Boa na rede, boa no amor, boa de bunda, a Raimunda.
–
A Raimunda, a Raimunda, boa de bunda, boa, boa...
E
dá o grito final:
–
Raimunda, Raimundinha! Espere por mim, Raimunda...
Seu
pensamento divagava. Lembrou-se do aviador, que estivera no barraco certa vez e
levava a segunda filha para a cidade, prometendo arranjar-lhe bom emprego e bom
casamento... Já era mais que hora. Ela ia completar quinze anos, ainda era
virgem. Não sei, não...
–
Eu já estava de olho nela; também, com aquele corpo, andando nuazinha o dia
todo, como aguentar?... – pensou e falou, alto.
Soube,
meses depois, que a segunda filha, a Rosa, morava numa casa bonita, de Madame
Fifi. Mudara de nome, passando a chamar-se Dedê. Era muito requisitada, muito
valorizada!...
Ele
gostava mesmo era de ouvir aviador contar coisas sobre a cidade grande: muita
gente, todos ricos e chiques, muitas casas, automóveis, cinema – coisa difícil
de acreditar... Algum dia ainda viajaria para Rio Branco; teria dinheiro no
bolso e passaria um mês pegando mulher nova... Nunca vira mulher de cabelo
vermelho, como lhe falara o aviador – “rúvia” ou “ruiva”, não tinha certeza. O
aviador lhe dissera que elas são de fogo. Deixam o homem louco... Ele não
queria morrer sem pegar uma...
De
repente, ele se levanta e recomeça o périplo no mesmo sentido, agora para
recolher o conteúdo das canequinhas, que já devem estar cheias.
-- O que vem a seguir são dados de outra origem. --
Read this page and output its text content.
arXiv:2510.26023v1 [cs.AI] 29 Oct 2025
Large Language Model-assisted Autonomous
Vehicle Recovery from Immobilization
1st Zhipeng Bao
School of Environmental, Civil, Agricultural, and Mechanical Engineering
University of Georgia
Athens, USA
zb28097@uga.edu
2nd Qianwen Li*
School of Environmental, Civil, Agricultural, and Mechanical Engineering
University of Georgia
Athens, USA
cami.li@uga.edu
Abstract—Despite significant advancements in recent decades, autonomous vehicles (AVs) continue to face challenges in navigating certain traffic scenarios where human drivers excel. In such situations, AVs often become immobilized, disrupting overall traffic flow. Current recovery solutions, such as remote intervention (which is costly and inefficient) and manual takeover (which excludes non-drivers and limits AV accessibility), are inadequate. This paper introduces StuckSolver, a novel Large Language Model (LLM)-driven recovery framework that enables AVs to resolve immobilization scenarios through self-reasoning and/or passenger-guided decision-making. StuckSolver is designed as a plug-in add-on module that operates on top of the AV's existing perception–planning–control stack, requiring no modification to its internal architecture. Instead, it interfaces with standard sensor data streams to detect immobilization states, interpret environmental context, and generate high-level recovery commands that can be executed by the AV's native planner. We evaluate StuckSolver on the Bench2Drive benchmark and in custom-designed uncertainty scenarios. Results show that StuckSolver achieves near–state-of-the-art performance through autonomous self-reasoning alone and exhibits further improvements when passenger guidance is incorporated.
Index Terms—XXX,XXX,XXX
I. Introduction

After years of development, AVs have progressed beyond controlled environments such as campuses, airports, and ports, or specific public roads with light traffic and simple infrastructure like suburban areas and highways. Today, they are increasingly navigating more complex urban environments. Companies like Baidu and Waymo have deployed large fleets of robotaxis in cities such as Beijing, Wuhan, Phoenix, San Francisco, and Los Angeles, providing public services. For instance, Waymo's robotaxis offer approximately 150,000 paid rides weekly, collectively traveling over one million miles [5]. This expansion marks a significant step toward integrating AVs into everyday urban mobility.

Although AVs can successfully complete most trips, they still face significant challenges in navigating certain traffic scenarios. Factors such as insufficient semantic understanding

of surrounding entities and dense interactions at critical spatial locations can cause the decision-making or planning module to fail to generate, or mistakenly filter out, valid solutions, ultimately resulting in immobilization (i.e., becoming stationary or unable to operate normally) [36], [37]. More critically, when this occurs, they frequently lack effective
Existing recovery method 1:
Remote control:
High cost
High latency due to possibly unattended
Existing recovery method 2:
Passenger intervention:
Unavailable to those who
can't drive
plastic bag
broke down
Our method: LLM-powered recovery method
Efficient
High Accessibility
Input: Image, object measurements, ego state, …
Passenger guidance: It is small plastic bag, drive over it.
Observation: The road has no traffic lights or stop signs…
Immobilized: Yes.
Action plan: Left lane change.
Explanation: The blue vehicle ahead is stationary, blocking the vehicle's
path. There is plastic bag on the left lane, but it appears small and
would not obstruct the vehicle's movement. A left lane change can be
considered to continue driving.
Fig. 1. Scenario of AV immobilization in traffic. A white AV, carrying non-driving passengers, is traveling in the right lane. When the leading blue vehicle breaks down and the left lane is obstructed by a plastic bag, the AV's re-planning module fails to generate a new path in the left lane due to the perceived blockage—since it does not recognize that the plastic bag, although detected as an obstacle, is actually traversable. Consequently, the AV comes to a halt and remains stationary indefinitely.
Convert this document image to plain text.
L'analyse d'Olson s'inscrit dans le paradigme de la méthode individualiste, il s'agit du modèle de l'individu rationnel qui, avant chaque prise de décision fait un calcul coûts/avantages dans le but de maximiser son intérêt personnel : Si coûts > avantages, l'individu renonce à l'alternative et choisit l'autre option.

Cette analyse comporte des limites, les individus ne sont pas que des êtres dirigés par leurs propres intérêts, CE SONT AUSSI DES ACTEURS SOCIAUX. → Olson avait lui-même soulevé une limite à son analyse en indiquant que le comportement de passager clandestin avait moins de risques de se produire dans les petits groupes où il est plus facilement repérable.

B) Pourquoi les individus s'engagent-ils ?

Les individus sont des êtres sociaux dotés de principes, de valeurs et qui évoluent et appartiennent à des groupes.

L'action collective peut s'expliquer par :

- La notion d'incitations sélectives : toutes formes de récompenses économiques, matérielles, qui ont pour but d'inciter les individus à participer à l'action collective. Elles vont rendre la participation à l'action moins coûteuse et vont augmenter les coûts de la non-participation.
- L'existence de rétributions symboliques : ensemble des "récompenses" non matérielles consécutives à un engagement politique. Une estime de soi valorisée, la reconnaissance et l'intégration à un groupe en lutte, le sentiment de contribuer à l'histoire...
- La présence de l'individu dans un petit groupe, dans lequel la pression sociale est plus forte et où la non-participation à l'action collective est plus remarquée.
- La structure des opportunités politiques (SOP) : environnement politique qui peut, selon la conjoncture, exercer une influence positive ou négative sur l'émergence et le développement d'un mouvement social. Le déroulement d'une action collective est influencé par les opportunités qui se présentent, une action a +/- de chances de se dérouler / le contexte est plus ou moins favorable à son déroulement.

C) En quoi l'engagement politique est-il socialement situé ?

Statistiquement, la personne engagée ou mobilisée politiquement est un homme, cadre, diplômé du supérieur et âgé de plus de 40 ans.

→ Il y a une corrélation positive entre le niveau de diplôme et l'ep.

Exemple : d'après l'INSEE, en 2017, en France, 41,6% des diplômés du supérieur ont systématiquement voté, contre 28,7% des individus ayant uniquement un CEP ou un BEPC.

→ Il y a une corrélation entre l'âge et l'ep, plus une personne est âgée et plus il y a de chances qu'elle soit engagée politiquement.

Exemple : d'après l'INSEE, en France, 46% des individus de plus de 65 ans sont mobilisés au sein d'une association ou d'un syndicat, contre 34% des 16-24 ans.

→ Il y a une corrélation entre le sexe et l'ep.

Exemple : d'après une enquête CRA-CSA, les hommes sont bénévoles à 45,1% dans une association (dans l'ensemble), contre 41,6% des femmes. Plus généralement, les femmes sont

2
Despeja no
balde que se vai enchendo e ficando pesado. Esta parte do trabalho demora de
quatro a cinco horas. Finda a tarefa na floresta, inicia a marcha de volta ao
barraco, andando muito cuidado para não entornar o vasilhame cheio de líquido
branco e gosmento. No barraco ainda trabalhará mais duas ou três horas, na
defumação do material.
A
volta é festejada por todos; os filhos correm ao seu encontro, a mulher o saúda
e lhe oferece mais café ralo e requentado. Relatam as labutas do dia: plantaram
milho, capinaram ao redor do barraco, carpiram a macaxeira, colheram feijão,
mataram um galo, velho e doente, para a canja das crianças. Ele se dirige ao
“fumador”, pequeno alojamento onde acende o fogo, finca o “bastão” numa
forquilha e vai girando-o sobre o próprio eixo, derramando nele, devagar, o
precioso látex do balde, látex que se coagula na fumaça, que vai direto à sua
cara e lhe intoxica os pulmões... Aos poucos se vai formando a “péla”, bola
oval de finas camadas – peles – que chegará a pesar sessenta quilos e que de
branca passa a marrom-escura, quase preta. Tem cheiro forte e enjoativo de
borracha queimada. De quatro em quatro meses, mais ou menos, o patrão lhe
enviará o aviador, aquele que avia as mercadorias: sal, óleo, açúcar, sabão em
pedra, velas, munição, panelas, vestidos, remédios para maleita, xarope para
tosse e até brinquedos. Ele permuta as “pélas” por mercadoria. É a forma de
controle de seu trabalho. O aviador avalia, por critérios subjetivos e
peculiares, quanto mercadoria corresponde a produção. Antes, queixa-se de que a
borracha caiu de preço no mercado, enquanto os produtos que traz subiram...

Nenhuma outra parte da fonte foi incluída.